La série d'anthologie horrifique de Ryan Murphy et Ian Brennan, Monster, revient sur Netflix le 3 octobre avec une nouvelle saison glaçante consacrée à Ed Gein, un fermier du Wisconsin dont les crimes macabres ont inspiré certains des…

5 films d’horreur emblématiques inspirés des crimes réels du sujet de monstre Ed Gein

La série d’anthologie horrifique de Ryan Murphy et Ian Brennan, Monster, revient sur Netflix le 3 octobre avec une nouvelle saison glaçante consacrée à Ed Gein, un fermier du Wisconsin dont les crimes macabres ont inspiré certains des tueurs les plus célèbres du cinéma.

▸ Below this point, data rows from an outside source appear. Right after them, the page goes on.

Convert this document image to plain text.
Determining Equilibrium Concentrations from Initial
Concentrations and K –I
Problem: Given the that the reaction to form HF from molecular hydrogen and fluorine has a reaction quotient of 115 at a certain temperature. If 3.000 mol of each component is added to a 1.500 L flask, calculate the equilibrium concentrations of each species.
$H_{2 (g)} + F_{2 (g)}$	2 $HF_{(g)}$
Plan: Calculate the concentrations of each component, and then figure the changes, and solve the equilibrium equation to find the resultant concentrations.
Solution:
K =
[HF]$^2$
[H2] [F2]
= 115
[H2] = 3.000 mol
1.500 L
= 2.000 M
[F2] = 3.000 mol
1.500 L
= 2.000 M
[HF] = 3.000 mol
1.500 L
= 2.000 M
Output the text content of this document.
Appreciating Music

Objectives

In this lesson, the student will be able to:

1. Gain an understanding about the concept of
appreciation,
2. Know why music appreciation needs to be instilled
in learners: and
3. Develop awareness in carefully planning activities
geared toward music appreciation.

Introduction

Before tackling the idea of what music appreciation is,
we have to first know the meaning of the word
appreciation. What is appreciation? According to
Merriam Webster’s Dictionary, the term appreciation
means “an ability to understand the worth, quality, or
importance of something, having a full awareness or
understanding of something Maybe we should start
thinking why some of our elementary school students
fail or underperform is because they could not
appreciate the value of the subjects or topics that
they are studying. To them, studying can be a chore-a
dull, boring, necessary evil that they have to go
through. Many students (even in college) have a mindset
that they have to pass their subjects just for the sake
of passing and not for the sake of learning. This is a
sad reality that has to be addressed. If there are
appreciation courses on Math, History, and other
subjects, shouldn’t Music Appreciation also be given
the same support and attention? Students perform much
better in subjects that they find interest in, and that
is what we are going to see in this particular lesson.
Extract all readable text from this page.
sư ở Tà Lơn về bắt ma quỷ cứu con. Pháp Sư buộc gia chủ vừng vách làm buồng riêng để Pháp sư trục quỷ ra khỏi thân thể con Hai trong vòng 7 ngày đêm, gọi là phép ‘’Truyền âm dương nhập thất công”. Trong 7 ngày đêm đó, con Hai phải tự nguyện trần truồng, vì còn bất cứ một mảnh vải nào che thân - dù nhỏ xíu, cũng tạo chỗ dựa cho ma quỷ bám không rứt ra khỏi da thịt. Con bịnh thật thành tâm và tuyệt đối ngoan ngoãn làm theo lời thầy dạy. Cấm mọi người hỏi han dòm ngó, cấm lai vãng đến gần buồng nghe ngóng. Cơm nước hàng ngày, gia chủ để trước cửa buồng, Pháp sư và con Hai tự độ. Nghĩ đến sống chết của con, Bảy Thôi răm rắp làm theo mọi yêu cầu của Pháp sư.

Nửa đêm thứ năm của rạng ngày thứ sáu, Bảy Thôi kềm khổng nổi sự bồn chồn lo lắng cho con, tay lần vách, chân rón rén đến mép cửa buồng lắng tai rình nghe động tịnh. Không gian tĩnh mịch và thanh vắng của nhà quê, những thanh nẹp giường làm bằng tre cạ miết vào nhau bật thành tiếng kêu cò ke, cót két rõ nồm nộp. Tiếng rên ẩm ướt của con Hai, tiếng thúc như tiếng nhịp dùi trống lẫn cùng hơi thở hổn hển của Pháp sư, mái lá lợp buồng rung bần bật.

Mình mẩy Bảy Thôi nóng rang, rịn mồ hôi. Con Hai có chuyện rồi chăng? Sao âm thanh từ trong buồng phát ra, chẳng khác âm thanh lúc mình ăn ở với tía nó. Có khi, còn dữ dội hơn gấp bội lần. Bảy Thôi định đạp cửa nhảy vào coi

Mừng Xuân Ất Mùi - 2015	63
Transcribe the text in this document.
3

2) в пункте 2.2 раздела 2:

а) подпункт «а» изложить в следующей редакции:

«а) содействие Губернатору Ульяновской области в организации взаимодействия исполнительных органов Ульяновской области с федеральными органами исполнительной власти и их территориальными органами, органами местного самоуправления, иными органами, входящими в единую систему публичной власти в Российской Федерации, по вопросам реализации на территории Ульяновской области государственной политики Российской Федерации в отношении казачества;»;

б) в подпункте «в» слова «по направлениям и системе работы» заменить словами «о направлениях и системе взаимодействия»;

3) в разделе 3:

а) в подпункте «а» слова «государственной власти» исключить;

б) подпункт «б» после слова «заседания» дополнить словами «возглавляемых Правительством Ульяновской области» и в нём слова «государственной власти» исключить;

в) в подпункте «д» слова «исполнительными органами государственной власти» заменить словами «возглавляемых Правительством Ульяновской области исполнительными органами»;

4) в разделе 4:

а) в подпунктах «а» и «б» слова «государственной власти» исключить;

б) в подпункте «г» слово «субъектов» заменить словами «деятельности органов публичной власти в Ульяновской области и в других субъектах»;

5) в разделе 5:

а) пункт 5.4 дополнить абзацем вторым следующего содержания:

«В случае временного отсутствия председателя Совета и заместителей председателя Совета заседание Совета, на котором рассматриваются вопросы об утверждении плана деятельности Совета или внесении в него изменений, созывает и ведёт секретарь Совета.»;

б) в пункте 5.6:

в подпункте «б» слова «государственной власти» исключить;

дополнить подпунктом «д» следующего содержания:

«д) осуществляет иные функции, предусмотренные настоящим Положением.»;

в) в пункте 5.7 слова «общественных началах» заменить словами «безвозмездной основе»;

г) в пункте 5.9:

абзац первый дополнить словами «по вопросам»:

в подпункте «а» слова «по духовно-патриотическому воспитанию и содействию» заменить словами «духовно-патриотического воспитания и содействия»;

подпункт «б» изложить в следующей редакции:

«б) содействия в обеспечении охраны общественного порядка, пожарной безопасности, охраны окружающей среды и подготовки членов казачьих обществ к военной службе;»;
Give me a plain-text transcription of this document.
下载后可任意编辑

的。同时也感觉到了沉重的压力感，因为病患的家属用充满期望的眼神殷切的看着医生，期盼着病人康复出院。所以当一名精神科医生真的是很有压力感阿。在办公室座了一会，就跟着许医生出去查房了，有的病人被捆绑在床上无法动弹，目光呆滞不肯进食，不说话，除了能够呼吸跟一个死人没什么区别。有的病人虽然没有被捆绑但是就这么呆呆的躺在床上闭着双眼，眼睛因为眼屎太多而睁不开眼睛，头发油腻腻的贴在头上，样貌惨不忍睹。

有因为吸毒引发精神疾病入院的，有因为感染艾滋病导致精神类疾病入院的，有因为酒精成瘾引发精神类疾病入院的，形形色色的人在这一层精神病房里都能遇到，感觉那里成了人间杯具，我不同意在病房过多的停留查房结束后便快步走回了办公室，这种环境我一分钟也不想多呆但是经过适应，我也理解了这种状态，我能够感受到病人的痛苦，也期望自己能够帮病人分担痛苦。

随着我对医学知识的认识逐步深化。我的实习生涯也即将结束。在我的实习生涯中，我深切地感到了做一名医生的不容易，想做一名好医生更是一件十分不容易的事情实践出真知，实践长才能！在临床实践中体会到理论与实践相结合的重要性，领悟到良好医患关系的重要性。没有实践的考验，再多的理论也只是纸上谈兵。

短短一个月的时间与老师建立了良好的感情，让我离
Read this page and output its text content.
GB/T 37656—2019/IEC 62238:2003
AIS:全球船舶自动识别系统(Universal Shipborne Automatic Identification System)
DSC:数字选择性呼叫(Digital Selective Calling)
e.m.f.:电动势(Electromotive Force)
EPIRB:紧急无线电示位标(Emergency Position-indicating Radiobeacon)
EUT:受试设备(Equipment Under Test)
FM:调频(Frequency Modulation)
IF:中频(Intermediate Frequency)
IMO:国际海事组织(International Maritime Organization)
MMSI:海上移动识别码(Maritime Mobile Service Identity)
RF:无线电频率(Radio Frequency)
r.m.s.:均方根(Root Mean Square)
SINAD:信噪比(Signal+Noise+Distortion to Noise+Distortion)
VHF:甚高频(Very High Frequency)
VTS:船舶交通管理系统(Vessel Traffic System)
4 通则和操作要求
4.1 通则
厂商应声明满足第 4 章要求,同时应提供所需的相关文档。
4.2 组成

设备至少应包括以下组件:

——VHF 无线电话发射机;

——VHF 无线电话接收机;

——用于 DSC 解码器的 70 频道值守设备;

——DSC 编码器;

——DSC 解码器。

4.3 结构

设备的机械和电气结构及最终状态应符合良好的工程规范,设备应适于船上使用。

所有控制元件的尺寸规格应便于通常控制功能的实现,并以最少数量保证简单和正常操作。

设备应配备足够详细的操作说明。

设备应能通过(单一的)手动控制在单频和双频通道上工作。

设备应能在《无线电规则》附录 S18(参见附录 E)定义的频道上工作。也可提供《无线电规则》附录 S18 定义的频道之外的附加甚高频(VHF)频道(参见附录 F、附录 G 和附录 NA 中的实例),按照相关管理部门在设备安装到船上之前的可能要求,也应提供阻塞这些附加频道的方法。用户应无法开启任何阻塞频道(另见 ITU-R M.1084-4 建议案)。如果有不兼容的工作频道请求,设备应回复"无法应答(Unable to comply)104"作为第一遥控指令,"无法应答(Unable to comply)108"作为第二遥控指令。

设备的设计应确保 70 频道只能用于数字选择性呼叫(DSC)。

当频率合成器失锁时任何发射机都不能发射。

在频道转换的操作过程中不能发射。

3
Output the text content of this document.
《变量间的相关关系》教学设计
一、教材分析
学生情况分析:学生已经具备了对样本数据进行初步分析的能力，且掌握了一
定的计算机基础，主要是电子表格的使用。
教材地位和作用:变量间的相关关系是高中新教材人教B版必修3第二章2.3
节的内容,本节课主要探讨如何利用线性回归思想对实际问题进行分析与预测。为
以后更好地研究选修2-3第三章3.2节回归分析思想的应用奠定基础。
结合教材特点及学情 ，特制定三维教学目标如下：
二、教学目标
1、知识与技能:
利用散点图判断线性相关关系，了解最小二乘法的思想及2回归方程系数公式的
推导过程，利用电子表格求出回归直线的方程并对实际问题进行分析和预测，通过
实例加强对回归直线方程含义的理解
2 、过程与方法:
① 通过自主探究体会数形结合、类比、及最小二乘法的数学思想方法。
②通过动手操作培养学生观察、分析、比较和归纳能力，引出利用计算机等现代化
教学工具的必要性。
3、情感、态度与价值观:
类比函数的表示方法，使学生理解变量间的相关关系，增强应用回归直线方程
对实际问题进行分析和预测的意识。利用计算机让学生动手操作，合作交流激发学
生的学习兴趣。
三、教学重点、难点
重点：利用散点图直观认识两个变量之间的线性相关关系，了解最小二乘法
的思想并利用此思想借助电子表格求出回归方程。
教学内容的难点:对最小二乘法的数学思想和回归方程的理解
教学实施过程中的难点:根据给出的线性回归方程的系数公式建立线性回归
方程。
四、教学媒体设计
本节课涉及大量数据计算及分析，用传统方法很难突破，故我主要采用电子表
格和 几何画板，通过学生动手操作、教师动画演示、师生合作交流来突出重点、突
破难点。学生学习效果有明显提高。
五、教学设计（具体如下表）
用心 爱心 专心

Charlie Hunnam incarnera Gein, dont les actes ont choqué l’Amérique et laissé une empreinte indélébile sur la culture populaire.

En 1957, les autorités ont découvert dans la ferme isolée de Gein, à Plainfield, des preuves terrifiantes : le corps décapité et démembré de Bernice Worden dans un hangar, ainsi qu’une collection macabre de parties de corps humains et d’objets du quotidien fabriqués à partir de restes mortuaires. Gein avait avoué avoir assassiné Worden et Mary Hogan, mais également profané des tombes pour dérober des corps. Il affirmait agir sous l’impulsion du désir de recréer sa mère décédée, Augusta Gein, interprétée dans la série par Laurie Metcalf.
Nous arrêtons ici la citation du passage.